Ben Wiens October 16th, 2003 04:17 PM

Still confused
Jeff, thanks for the information. Still I'm confused. Why do the rental tapes not have the shimmering? They are being played back on my VCR which is connected to my TV via the coaxial cable in the same way. Why can't I find anyone else that has seen this problem? It isn't just my camcorder, because my dad's has the very same problem. And my 82 year old mom with her poor eyesight (retinal damage at age 3) had seen the shimmering years ago on their camcorder before I even mentioned it.

Glenn Chan October 16th, 2003 04:18 PM

If your TV can do this, turn the "sharpness" setting all the way down. Do the same on your camera if it has that setting (most consumer cams don't).

The halos are part of your footage as you record it. It might be some sort of analog problem (with the CCDs). Video has always had this problem. Film does not suffer from this problem.

Your second problem: shimmering of object edges. Maybe you are talking about moire effects? That kind of thing happens with ties with fine patterns and with fences and other kinds of fine detail. If you watch broadcast television you will probably run into it. It has something to do with how your TVs work. On a computer monitor you won't see this.

There's also stairstepping and false colors which are other video problems.

Jeff Donald October 16th, 2003 09:25 PM

Without seeing images it's all just guess work at this point. Glenn has mentioned a few of the many possibilities. The moire patterns (usually) are caused by a crosstalk with the subcarrier frequencies. There are many factors than can contribute to the effect, but without images, it's all speculation.

Ben Wiens October 16th, 2003 09:31 PM

Hard to post video
Hi Jeff, it's hard to post video. But I thought if I was having this problem surely it must be a universal thing experienced by millions of others?
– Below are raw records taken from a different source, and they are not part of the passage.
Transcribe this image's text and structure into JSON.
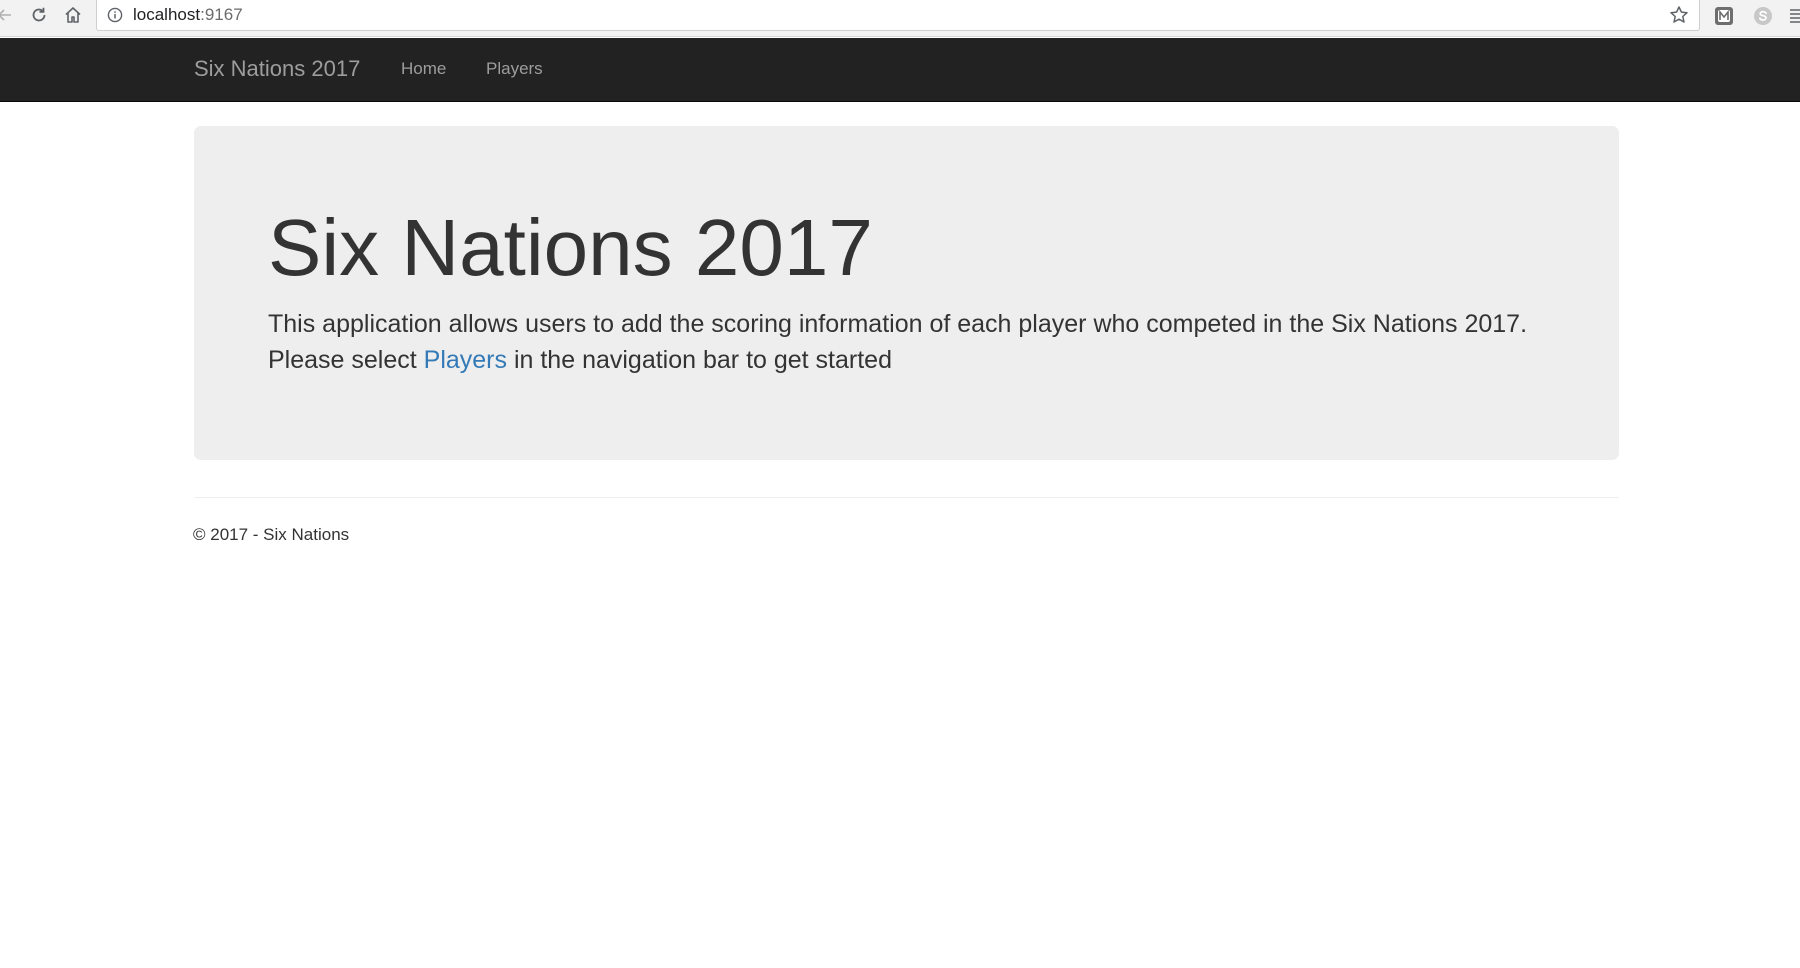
{
  "browser": {
    "url_host": "localhost",
    "url_port": ":9167",
    "icons": {
      "back": "arrow-back-icon",
      "reload": "reload-icon",
      "home": "home-icon",
      "info": "info-icon",
      "bookmark": "star-icon",
      "extension_1": "extension-icon",
      "extension_2": "skype-icon",
      "menu": "menu-icon"
    }
  },
  "navbar": {
    "brand": "Six Nations 2017",
    "links": [
      {
        "label": "Home"
      },
      {
        "label": "Players"
      }
    ],
    "colors": {
      "background": "#222222",
      "link": "#9d9d9d"
    }
  },
  "jumbotron": {
    "title": "Six Nations 2017",
    "lead_before": "This application allows users to add the scoring information of each player who competed in the Six Nations 2017. Please select ",
    "lead_link": "Players",
    "lead_after": " in the navigation bar to get started",
    "colors": {
      "background": "#eeeeee",
      "link": "#337ab7"
    }
  },
  "footer": {
    "text": "© 2017 - Six Nations"
  }
}
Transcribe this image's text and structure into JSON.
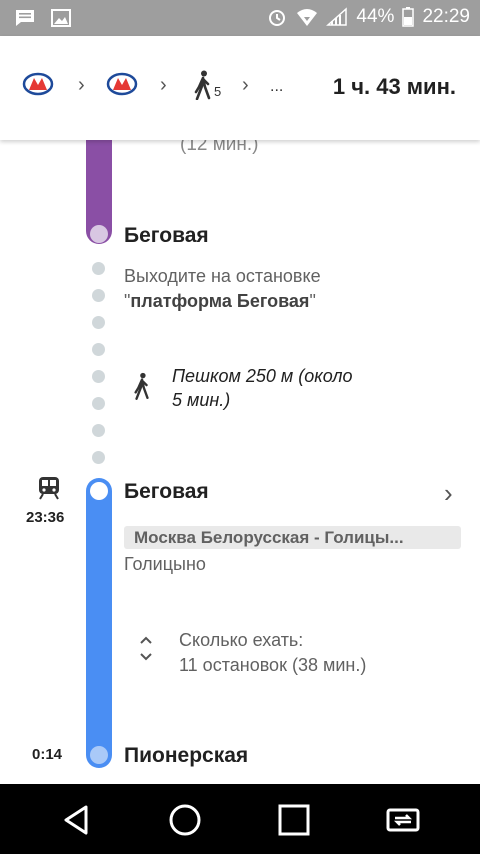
{
  "status_bar": {
    "icons_left": [
      "message-icon",
      "image-icon"
    ],
    "icons_right": [
      "alarm-icon",
      "wifi-icon",
      "signal-icon",
      "battery-icon"
    ],
    "battery": "44%",
    "time": "22:29"
  },
  "header": {
    "segments": [
      "metro-icon",
      "metro-icon",
      "walk-icon"
    ],
    "walk_minutes": "5",
    "ellipsis": "...",
    "duration": "1 ч. 43 мин."
  },
  "timeline": {
    "prev_duration": "(12 мин.)",
    "first_stop": "Беговая",
    "exit_line1": "Выходите на остановке",
    "exit_line2_quote_open": "\"",
    "exit_line2_name": "платформа Беговая",
    "exit_line2_quote_close": "\"",
    "walk_line1": "Пешком 250 м (около",
    "walk_line2": "5 мин.)",
    "train_stop": "Беговая",
    "train_time": "23:36",
    "direction": "Москва Белорусская - Голицы...",
    "terminal": "Голицыно",
    "ride_title": "Сколько ехать:",
    "ride_detail": "11 остановок (38 мин.)",
    "arrival_time": "0:14",
    "arrival_stop": "Пионерская"
  },
  "colors": {
    "metro_red": "#e53935",
    "metro_blue": "#1e4a9a",
    "purple_line": "#8a4fa5",
    "blue_line": "#4a8ef3"
  }
}
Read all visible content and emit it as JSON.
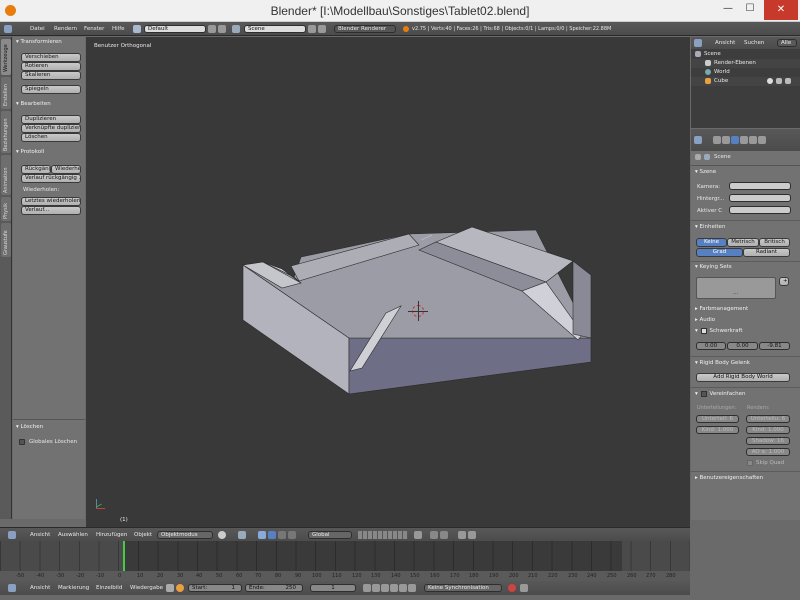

Really has no one of the other million DV camcorders users ever seen this shimmering, moving moire, or whatever before? I thought someone would say. Oh, yeah, all video has this problem or something like that.

Jeff Donald October 16th, 2003 09:58 PM

Send me a short Quicktime clip. Keep it under 8mb and I'll take a look.

Ben Wiens October 24th, 2003 01:30 PM

Here is a 2 second AVI clip of my shimmering video. Any ideas would be appreciated. Note that the video was captured with a demo version of Ulead, through a firewire cable, to my firewire equipped notebook computer. As far as I can tell the AVI file uses only the same within frame compression as the original DV stored on the MiniDV tape of my Panasonic PV-DV852 camcorder.